Voluptueux volumes avec Fernando Botero au Musée Würth Erstein

Boterosutra 51, 2013, collection de l’artiste. Photo de François Fernandez

Toiles, dessins et sculptures : le Musée Würth d’Erstein rend hommage à Fernando Botero (né en 1932) avec une exposition où est présentée l’intégralité de sa dernière série Boterosutra à côté d’une cinquantaine de peintures représentatives de sa trajectoire artistique.

Reconnaissables au premier regard, les œuvres de Botero représentent des sujets où les volumes sont outrageusement épaissis, femmes ultra-voluptueuses, toreros obèses ou fruits et légumes boostés aux OGM. L’artiste colombien, sans doute lassé qu’on lui pose sempiternellement la même question – « Pourquoi des gros ? » – préfère déminer le terrain de suite. « J’ai commencé intuitivement à faire des aquarelles très “volumétriques” en 1947-48. Elles me permettaient en quelque sorte de m’inscrire dans la tradition initiée par Giotto qui a véritablement créé le volume », s’amuse-t-il. « L’Art est exagération. Van Gogh exagérait. Picasso exagérait. Mes corps exagèrent.
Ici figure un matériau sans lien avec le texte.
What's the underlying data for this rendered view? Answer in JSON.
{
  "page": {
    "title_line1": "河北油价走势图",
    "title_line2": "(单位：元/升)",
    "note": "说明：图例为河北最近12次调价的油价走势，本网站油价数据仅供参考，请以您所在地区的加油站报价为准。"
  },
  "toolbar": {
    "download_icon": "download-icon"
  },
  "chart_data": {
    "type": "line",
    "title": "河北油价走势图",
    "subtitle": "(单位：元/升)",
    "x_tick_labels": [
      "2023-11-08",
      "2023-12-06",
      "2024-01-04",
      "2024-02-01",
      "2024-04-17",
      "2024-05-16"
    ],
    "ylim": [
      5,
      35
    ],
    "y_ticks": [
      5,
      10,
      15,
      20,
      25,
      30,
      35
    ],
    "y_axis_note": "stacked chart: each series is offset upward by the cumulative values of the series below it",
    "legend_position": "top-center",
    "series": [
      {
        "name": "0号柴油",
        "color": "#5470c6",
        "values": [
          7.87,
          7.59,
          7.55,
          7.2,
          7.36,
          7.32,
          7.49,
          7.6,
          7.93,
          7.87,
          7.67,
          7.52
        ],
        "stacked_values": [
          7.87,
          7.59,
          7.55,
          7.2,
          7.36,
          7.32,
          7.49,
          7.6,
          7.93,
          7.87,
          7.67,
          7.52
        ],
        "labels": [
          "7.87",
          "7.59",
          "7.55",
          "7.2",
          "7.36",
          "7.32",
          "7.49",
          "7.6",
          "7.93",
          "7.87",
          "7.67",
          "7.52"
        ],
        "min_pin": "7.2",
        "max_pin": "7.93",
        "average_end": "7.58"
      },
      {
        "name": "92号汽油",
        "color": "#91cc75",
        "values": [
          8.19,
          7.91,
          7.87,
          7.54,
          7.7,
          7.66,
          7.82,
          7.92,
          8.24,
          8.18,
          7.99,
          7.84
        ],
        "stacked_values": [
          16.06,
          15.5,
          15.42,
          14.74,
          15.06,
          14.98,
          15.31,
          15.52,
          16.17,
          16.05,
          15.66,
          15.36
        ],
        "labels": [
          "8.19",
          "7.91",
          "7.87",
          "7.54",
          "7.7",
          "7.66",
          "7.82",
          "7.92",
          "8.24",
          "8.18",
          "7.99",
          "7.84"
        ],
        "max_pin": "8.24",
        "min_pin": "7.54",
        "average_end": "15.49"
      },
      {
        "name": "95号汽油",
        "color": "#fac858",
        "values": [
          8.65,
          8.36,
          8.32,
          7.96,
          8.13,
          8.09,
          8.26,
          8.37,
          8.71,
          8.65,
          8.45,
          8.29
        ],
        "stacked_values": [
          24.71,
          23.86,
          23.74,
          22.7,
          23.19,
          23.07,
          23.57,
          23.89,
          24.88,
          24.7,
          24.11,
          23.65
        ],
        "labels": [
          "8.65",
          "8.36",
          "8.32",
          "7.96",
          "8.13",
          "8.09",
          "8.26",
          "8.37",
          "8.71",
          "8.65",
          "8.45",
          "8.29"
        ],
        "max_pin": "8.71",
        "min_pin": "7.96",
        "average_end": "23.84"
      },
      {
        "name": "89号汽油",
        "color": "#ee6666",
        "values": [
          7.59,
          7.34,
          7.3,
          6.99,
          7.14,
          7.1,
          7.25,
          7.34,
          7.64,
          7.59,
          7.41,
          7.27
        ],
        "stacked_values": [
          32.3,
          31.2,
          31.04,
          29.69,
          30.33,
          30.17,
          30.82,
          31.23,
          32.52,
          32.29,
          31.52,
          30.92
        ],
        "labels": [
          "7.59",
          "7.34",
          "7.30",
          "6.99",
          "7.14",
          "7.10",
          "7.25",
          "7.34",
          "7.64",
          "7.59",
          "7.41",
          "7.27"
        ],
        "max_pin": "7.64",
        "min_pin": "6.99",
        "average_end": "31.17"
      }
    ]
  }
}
C’est un moyen de donner une puissante sensualité au tableau, tout en lui conférant un impact direct. »

Abondance somptueuse
En regardant ces toiles où le Christ est en surpoids et où une Europe bouffie chevauche un Zeus-Taureau plein de bourrelets, impossible de ne pas penser à la valeur tactile de l’art définie par Bernard Berenson (1865-1959) qui apparaît « dans la représentation des objets solides lorsque ceux-ci ne sont pas simplement imités, mais présentés de façon à stimuler l’imagination ; celle-ci est amenée à sentir le volume de ces objets, à en apprécier le poids, à mesurer la distance qui les sépare de nous, elle nous pousse à nous mettre en étroit contact avec eux, à les saisir, à les étreindre, à tourner autour d’eux. » On ne saurait mieux décrire le sentiment qui étreint le visiteur dans une galerie XXXXL de personnages potelés, picadors, prostituées, militaires ou circassiens. Cette Abondance somptueuse se déploie sans discontinuer depuis les années 1950. Alors installé à New York, l’artiste peint sa toile fondatrice, Nature morte à la Mandoline (1957) : « À l’époque régnait la dictature de l’expressionnisme abstrait. Même Picasso était éclipsé. Les prophètes se nommaient Jackson Pollock et Willem de Kooning. J’arrivais de Florence, où j’avais été observer l’art italien du Quattrocento. Mes tableaux allaient à contre-courant. »

Photo de Benoît Linder pour Poly

Imperturbabilité pré-romantique
À travers les séries successives de Botero, se découvrent ses multiples influences, de la peinture populaire naïve d’Amérique latine aux grands maîtres du passé auxquels il rend hommage en réalisant de séduisants pastiches boursouflés (d’après Velasquez, Goya, etc.) comme s’il cannibalisait l’Histoire de l’Art. Mais au fil des siècles « ça s’est toujours passé ainsi, non ? Rubens a copié Titien. Van Gogh a copié Delacroix et Picasso a copié toute le monde », rigole-t-il. Ses personnages demeurent cependant impassibles : même lorsque l’artiste s’attaque aux atrocités de la prison d’Abu Ghraib, ils ne semblent pas exprimer de sentiment, comme si victimes et bourreaux étaient absents à eux-mêmes et au monde. Cette « imperturbabilité préromantique » – pour reprendre l’expression de Mario Varga Llosa – est sans doute liée à l’effet produit sur le jeune Botero par l’art égyptien découvert à Paris, à 19 ans : « J’étais impressionné par ces scènes et ces visages statiques. Ensuite j’ai été fasciné par Piero della Francesca. » Nimbés d’une puissante sensualité, les créatures de Botero entraînent le visiteur dans un espace-temps onirique, apaisé et lointain. Le glissement vers l’érotisme était prévisible : c’est ce qui s’est passé avec sa récente série intitulée Boterosutra (trois statuettes, six toiles et plus de 70 dessins) « née du hasard » ou plutôt d’une « sculpture de femme couchée dont la composition n’était pas satisfaisante. J’ai mis un homme dessus et les choses sont devenues intéressantes. » Les corps s’emboîtent dans tous les sens (les attitudes des différents protagonistes évoquant parfois curieusement Ingres, Renoir ou Degas), mais les choses restent finalement assez sages, voire prudes, puisque jamais on n’aperçoit un vit turgescent. Il émane de ces couples un mélange de mélancolie – renvoyant à la tristesse post-coïtum – et de profonde tendresse : le Boterosutra est l’œuvre d’un amoureux lucide (tendance romantique désabusé), pas d’un libertin.